The terror of the sublime comes as a result of experiencing something so much more immense and powerful than oneself, where one is at once overcome with an awe-filled terror. Such experiences are terrifying particularly because one is so strongly confronted with the possibility of death—the most radical transformation of all—that the reality one is confronted with could so easily crush the viewer. It is this possibility that confronts The Misfit in the form of grace. The Misfit is terrified because he cannot fathom the possibility of having his code collapse around him. Yet in this moment, the reader can see across that horizon. For a split second, the reader’s vision aligns with the grandmother’s, seeing The Misfit as a child of God, potentially leaving his life of crime behind, accepting the free gift of grace offered him. His terrified reaction reveals the transcendent power that God’s grace has. The climax gives the reader a brief glimpse into the reality of grace. The Misfit was looking for a human kind of reality—empirical proof, enclosed systems of conduct. The reality of grace is that it can come crashing into our lives, disrupting everything, bringing us to our knees in awe-filled terror of infinite possibilities—new and utterly transformative, but unknown.
by Joel Harrison
Burke, Edmund. A Philosophical Enquiry into the Origin of Our Ideas of Our Ideas of the Sublime and Beautiful. Oxford: Oxford UP, 1998.
O’Connor, Flannery. “A Good Man Is Hard to Find.” A Good Man Is Hard to Find and Other Stories. Orlando: Harcourt Press, 1955. 1-23.
 I use the sublime in a specific, technical sense throughout the paper referring to an effect of both terror and awe produced by the sheer immensity of an experience, as defined by Edmund Burke (1756), i.e. the first hand viewing of extreme natural phenomena (standing at the edge of Niagara Falls, coming face to face with a ten-foot wave, etc.) See Edmund Burke. A Philosophical Enquiry into the Origin of Our Ideas of the Sublime and Beautiful. Oxford: Oxford UP, 1998.

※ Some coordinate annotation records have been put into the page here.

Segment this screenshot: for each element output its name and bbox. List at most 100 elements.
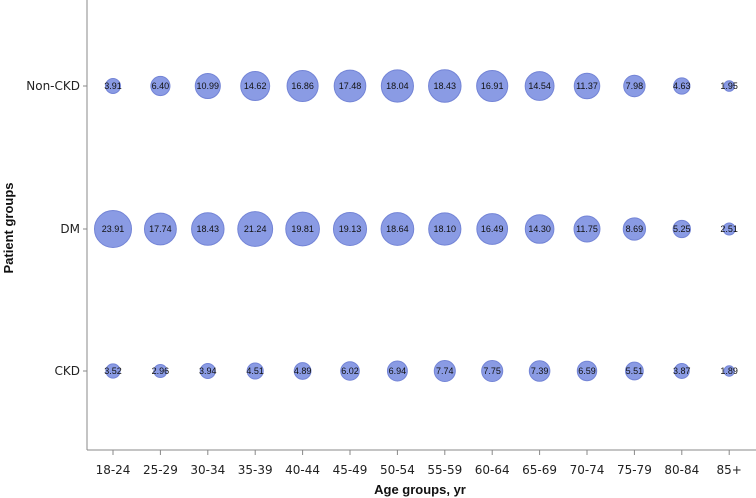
data-bubble [528,360,551,382]
x-tick-label: 45-49 [333,463,368,477]
x-tick-label: 30-34 [190,463,225,477]
x-tick-label: 75-79 [617,463,652,477]
y-tick-label: Non-CKD [26,79,80,93]
data-bubble [286,69,319,103]
data-label: 5.25 [673,224,691,234]
data-bubble [524,214,555,244]
data-label: 14.54 [528,81,551,91]
data-label: 3.91 [104,81,122,91]
data-bubble [191,212,225,246]
data-label: 14.62 [244,81,267,91]
data-bubble [143,212,177,246]
data-bubble [481,359,504,383]
y-axis-title: Patient groups [1,182,16,273]
data-bubble [723,365,735,377]
data-label: 4.51 [246,366,264,376]
data-bubble [476,213,509,245]
y-tick-label: DM [60,222,80,236]
data-label: 2.51 [720,224,738,234]
x-tick-label: 85+ [717,463,742,477]
data-bubble [105,363,121,379]
data-bubble [673,77,691,95]
data-label: 1.89 [720,366,738,376]
data-label: 3.87 [673,366,691,376]
data-label: 19.13 [339,224,362,234]
data-label: 14.30 [528,224,551,234]
data-bubble [237,211,274,247]
data-label: 6.59 [578,366,596,376]
x-tick-label: 55-59 [427,463,462,477]
data-label: 17.48 [339,81,362,91]
data-bubble [340,361,360,381]
x-tick-label: 50-54 [380,463,415,477]
data-label: 18.10 [434,224,457,234]
data-bubble [673,363,690,379]
y-tick-label: CKD [55,364,81,378]
data-label: 21.24 [244,224,267,234]
data-bubble [240,71,271,101]
data-bubble [623,74,646,98]
data-label: 23.91 [102,224,125,234]
data-label: 18.64 [386,224,409,234]
data-bubble [524,71,555,101]
data-bubble [246,362,264,380]
data-label: 18.43 [434,81,457,91]
x-axis-title: Age groups, yr [374,482,466,497]
data-label: 11.75 [576,224,598,234]
data-bubble [94,210,132,248]
data-bubble [428,212,462,246]
data-bubble [199,362,216,380]
data-label: 3.52 [104,366,122,376]
data-bubble [428,69,462,103]
x-tick-label: 18-24 [96,463,131,477]
data-bubble [573,72,601,100]
data-label: 16.49 [481,224,504,234]
data-bubble [576,360,598,382]
data-bubble [285,211,320,247]
data-label: 7.98 [626,81,644,91]
data-label: 6.02 [341,366,359,376]
data-bubble [433,359,456,383]
data-bubble [194,72,221,100]
data-bubble [150,75,171,97]
x-tick-label: 65-69 [522,463,557,477]
x-tick-label: 70-74 [570,463,605,477]
data-bubble [573,215,601,243]
data-bubble [672,219,691,239]
data-label: 6.94 [389,366,407,376]
data-bubble [723,80,735,92]
data-bubble [293,362,312,380]
data-label: 7.75 [483,366,501,376]
data-label: 11.37 [576,81,598,91]
data-label: 16.91 [481,81,504,91]
data-label: 6.40 [152,81,170,91]
data-bubble [380,212,415,246]
data-bubble [105,78,121,94]
data-bubble [622,217,647,241]
data-label: 16.86 [291,81,314,91]
data-label: 1.95 [720,81,738,91]
data-label: 4.89 [294,366,312,376]
x-tick-label: 35-39 [238,463,273,477]
data-label: 8.69 [626,224,644,234]
data-bubble [476,69,509,103]
data-label: 5.51 [626,366,644,376]
x-tick-label: 40-44 [285,463,320,477]
data-label: 2.96 [152,366,170,376]
data-label: 7.39 [531,366,549,376]
data-bubble [380,69,414,103]
data-bubble [153,363,168,379]
data-label: 17.74 [149,224,172,234]
data-bubble [332,211,368,247]
data-label: 18.04 [386,81,409,91]
data-bubble [625,361,644,381]
x-tick-label: 80-84 [664,463,699,477]
data-bubble [333,69,367,103]
data-label: 3.94 [199,366,217,376]
data-label: 10.99 [197,81,220,91]
x-tick-label: 25-29 [143,463,178,477]
data-label: 18.43 [197,224,220,234]
data-bubble [722,222,736,236]
data-label: 7.74 [436,366,454,376]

 Some examples include the grandchildren caring nothing for anyone but themselves and being rude and disrespectful toward the grandmother; Red Sammy treats his wife as an employee and both he and the grandmother resent anyone who does not meet their criteria of “good.”

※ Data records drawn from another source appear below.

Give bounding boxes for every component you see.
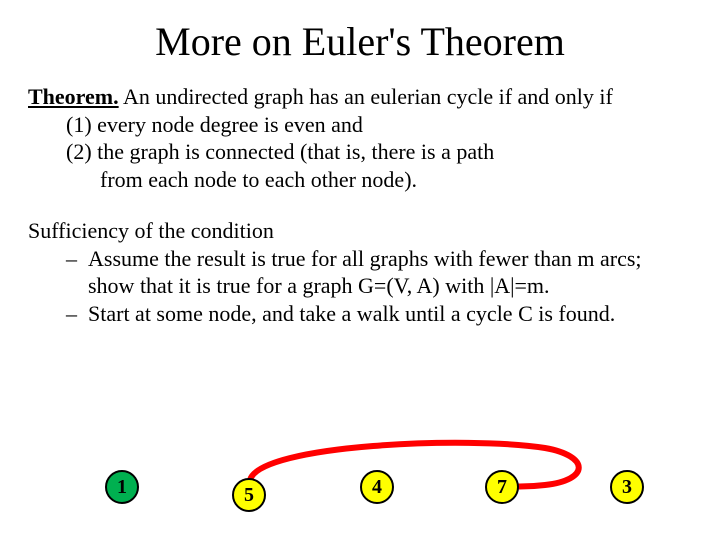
- theorem-cond1: (1) every node degree is even and: [66, 111, 692, 139]
- graph-node-1: 1: [105, 470, 139, 504]
- sufficiency-item1a: Assume the result is true for all graphs…: [88, 245, 692, 273]
- theorem-cond2b: from each node to each other node).: [100, 166, 692, 194]
- graph-node-4: 4: [360, 470, 394, 504]
- sufficiency-item1b: show that it is true for a graph G=(V, A…: [88, 272, 692, 300]
- theorem-line-intro: Theorem. An undirected graph has an eule…: [28, 83, 692, 111]
- graph-node-5: 5: [232, 478, 266, 512]
- sufficiency-item2-text: Start at some node, and take a walk unti…: [88, 300, 692, 328]
- slide-title: More on Euler's Theorem: [28, 18, 692, 65]
- graph-node-3: 3: [610, 470, 644, 504]
- theorem-label: Theorem.: [28, 84, 119, 109]
- bullet-dash: –: [66, 300, 88, 328]
- sufficiency-item1: – Assume the result is true for all grap…: [66, 245, 692, 300]
- sufficiency-heading: Sufficiency of the condition: [28, 217, 692, 245]
- graph-node-7: 7: [485, 470, 519, 504]
- graph-diagram: 1 5 4 7 3: [0, 430, 720, 540]
- theorem-block: Theorem. An undirected graph has an eule…: [28, 83, 692, 193]
- sufficiency-item2: – Start at some node, and take a walk un…: [66, 300, 692, 328]
- sufficiency-block: Sufficiency of the condition – Assume th…: [28, 217, 692, 327]
- bullet-dash: –: [66, 245, 88, 300]
- theorem-cond2: (2) the graph is connected (that is, the…: [66, 138, 692, 166]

 The grandmother brings her cat against Bailey’s wishes; she manipulates the children into forcing Bailey to visit a plantation she mistakenly thinks is in Georgia, but is in Tennessee; upon realizing the mistake she has made, she starts, causing the cat to jump on Bailey which in turn causes the car accident; she foolishly blurts out the identity of The Misfit when he and his accomplices come upon the family.
 Death in this sense is not simply ceasing to breath, but a complete and total destruction of the body, like an ant being smashed by a finger—a death that points immediately to the infinitesimal smallness of ones existence.